If you breed successive litters of rats so that the first one is weaned a few days before the second one is born, you’ll see the most amazing things happen. When I did this, a small portion of the weaned babies always related to the pinkies as siblings and nested with them, while not competing for milk.
The fuzzies that cuddled with the pinkies were almost exclusively female, but once in a while there was a boy fuzzy who did this too. I kept every single boy that did this, because it was a behavior I wanted to breed for. I wound up with three adult males who loved to cuddle with pinkies. Tragically, this behavior turned out to be harmful.
The pinkies that were being cuddled by the boys were getting their primal need to be loved met, but they weren’t getting milk. Unfortunately, the lactating females didn’t understand that the boys weren’t food givers and didn’t share nests with them. It was this situation that led me to separate the boys from the girls before it was necessary to limit population growth.
A baby’s need to be cuddled is more immediate than its need for food. Perhaps you’ve heard about an animal experiment in which baby monkeys were separated from their mothers.
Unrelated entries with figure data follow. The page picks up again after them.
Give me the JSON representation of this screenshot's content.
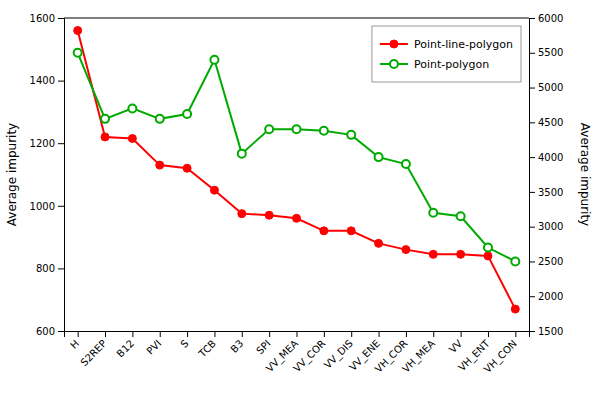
{
  "chart_data": {
    "type": "line",
    "categories": [
      "H",
      "S2REP",
      "B12",
      "PVI",
      "S",
      "TCB",
      "B3",
      "SPI",
      "VV_MEA",
      "VV_COR",
      "VV_DIS",
      "VV_ENE",
      "VH_COR",
      "VH_MEA",
      "VV",
      "VH_ENT",
      "VH_CON"
    ],
    "series": [
      {
        "name": "Point-line-polygon",
        "color": "#FF0000",
        "marker": "circle",
        "values": [
          1560,
          1220,
          1215,
          1130,
          1120,
          1050,
          975,
          970,
          960,
          920,
          920,
          880,
          860,
          845,
          845,
          840,
          670
        ]
      },
      {
        "name": "Point-polygon",
        "color": "#00AA00",
        "marker": "circle-open",
        "axis": "y2",
        "values": [
          5500,
          4550,
          4700,
          4550,
          4620,
          5400,
          4050,
          4400,
          4400,
          4380,
          4320,
          4000,
          3900,
          3200,
          3150,
          2700,
          2500
        ]
      }
    ],
    "ylabel": "Average impurity",
    "y2label": "Average impurity",
    "ylim": [
      600,
      1600
    ],
    "yticks": [
      600,
      800,
      1000,
      1200,
      1400,
      1600
    ],
    "y2lim": [
      1500,
      6000
    ],
    "y2ticks": [
      1500,
      2000,
      2500,
      3000,
      3500,
      4000,
      4500,
      5000,
      5500,
      6000
    ],
    "legend": "upper right",
    "grid": false
  }
}
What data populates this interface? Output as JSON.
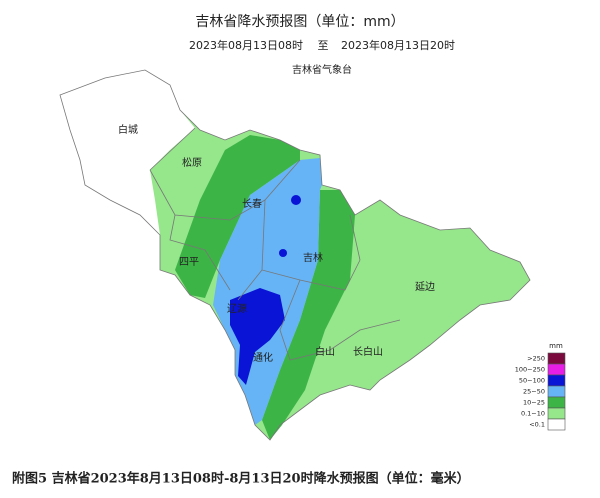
{
  "header": {
    "title": "吉林省降水预报图（单位：mm）",
    "time_start": "2023年08月13日08时",
    "time_sep": "至",
    "time_end": "2023年08月13日20时",
    "issuer": "吉林省气象台"
  },
  "cities": [
    "白城",
    "松原",
    "长春",
    "吉林",
    "四平",
    "辽源",
    "通化",
    "白山",
    "长白山",
    "延边"
  ],
  "legend": {
    "unit": "mm",
    "items": [
      {
        "label": ">250",
        "color": "#7a0a3e"
      },
      {
        "label": "100~250",
        "color": "#e61ee6"
      },
      {
        "label": "50~100",
        "color": "#0a14d6"
      },
      {
        "label": "25~50",
        "color": "#66b4f5"
      },
      {
        "label": "10~25",
        "color": "#3cb446"
      },
      {
        "label": "0.1~10",
        "color": "#96e68c"
      },
      {
        "label": "<0.1",
        "color": "#ffffff"
      }
    ]
  },
  "caption": "附图5   吉林省2023年8月13日08时-8月13日20时降水预报图（单位：毫米）"
}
The baby monkeys were put in a cage with two mannequins: one furry, but without milk, and the other a wire frame with milk bottles mounted on it. The baby monkeys clung to the furry mannequin almost all the time, and ventured onto the wire frame only when they were desperately hungry.
As many animal lovers will agree, this was a cruel experiment. I read about it in Scientific American. The scientist who led the experiment and wrote the article lamented the fact that it was socially unacceptable to perform this experiment on human babies. My experiment, on the other hand, had the best interests of the animals in mind. But it turned out to be harmful too.
It’s a heartwarming sight to see a big, burly, wide-headed male rat curled up around a nest full of squirming newborns. I suppose that if there were just one father rat and one mother rat, the babies wouldn’t fall through the cracks. But I had a large mischief (colony) where almost all the girls—even ones who hadn’t gotten pregnant—joined in nursing the little ones. As long a pinkie was being cuddled, the lactating girl rats assumed everything was okay. Sadly, they were wrong.